Tsinghua University – University of Amsterdam Joint Research Centre for Logic
Tsinghua University – University of Amsterdam Joint Research Centre for Logic

Events

[Advances in Logic and Artificial Intelligence] 26th March, 2026:

Resolution Chain-of-Thought for LLM Symbolic Reasoning

Speaker: Yixiang Chen (East China Normal University)

Time: 16:00-17:30, 26 March 2026

Abstract:

Large language models still struggle with complex logical reasoning. Numerous studies have explored ways to strengthen their inference skills, broadly grouped into solver-based, prompt-based, and fine-tuning approaches. Among these, prompting techniques improve LLMs by explicitly modeling reasoning chains like Chain-of-Thought (CoT), Tree-of-Thought (ToT), by acquiring symbolic expressions such as SymbCoT and by adaptive selection of Symbolic Languages (SL).
Building on this line of work, we introduce bidirectional reasoning into the improved method and implement an automated reasoning process based on the generation of large language models through the design of prompt words. Technically, Bi-Resolution first converts the natural language problem into first-order logic formulation, and selects the corresponding version of resolution algorithm. During resolution, bidirectional reasoning guides constraint instantiation to prune redundant clauses and reduce complexity. Bi-Resolution enables the model to judge statements that are “neither fully true nor fully false” more accurately. Experimental results show that our method successfully improves the logical inference accuracy of large language models.

=====

Speaker Bio: Professor Yixiang Chen, a professor at the School of Software Engineering, East China Normal University, currently serves as the first Chair of the Artificial Intelligence Logic Committee of the Chinese Association for Artificial Intelligence, the first Chair of the Trusted Intelligent Systems Committee of the Shanghai Association for Artificial Intelligence.
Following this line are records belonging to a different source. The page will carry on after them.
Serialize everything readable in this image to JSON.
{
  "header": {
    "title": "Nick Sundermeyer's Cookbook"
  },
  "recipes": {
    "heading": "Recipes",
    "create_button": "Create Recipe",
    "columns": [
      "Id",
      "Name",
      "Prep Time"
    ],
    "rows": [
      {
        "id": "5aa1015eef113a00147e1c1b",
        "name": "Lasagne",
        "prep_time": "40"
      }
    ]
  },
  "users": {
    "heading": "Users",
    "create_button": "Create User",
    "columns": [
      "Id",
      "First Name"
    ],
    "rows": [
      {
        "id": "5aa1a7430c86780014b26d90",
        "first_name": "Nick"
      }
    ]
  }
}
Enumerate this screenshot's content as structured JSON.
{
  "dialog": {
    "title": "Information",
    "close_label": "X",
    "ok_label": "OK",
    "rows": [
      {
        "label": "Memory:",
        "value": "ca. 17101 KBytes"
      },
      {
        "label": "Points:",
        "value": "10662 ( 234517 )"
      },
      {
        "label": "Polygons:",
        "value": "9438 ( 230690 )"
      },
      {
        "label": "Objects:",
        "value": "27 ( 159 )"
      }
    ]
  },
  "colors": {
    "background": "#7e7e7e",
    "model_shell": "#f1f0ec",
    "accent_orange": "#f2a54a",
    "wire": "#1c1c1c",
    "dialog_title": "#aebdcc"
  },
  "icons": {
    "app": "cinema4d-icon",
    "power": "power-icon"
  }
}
He is engaged in foundational and engineering research on the trustworthiness of artificial intelligence. He has established the spatio-temporally consistent intelligent system specification language STeC and its hybrid clock logic system, designed technical methods for the optimized hardware and software design of intelligent systems, and developed multidimensional attribute-based software trustworthiness measurement, evaluation methods, and enhancement specifications.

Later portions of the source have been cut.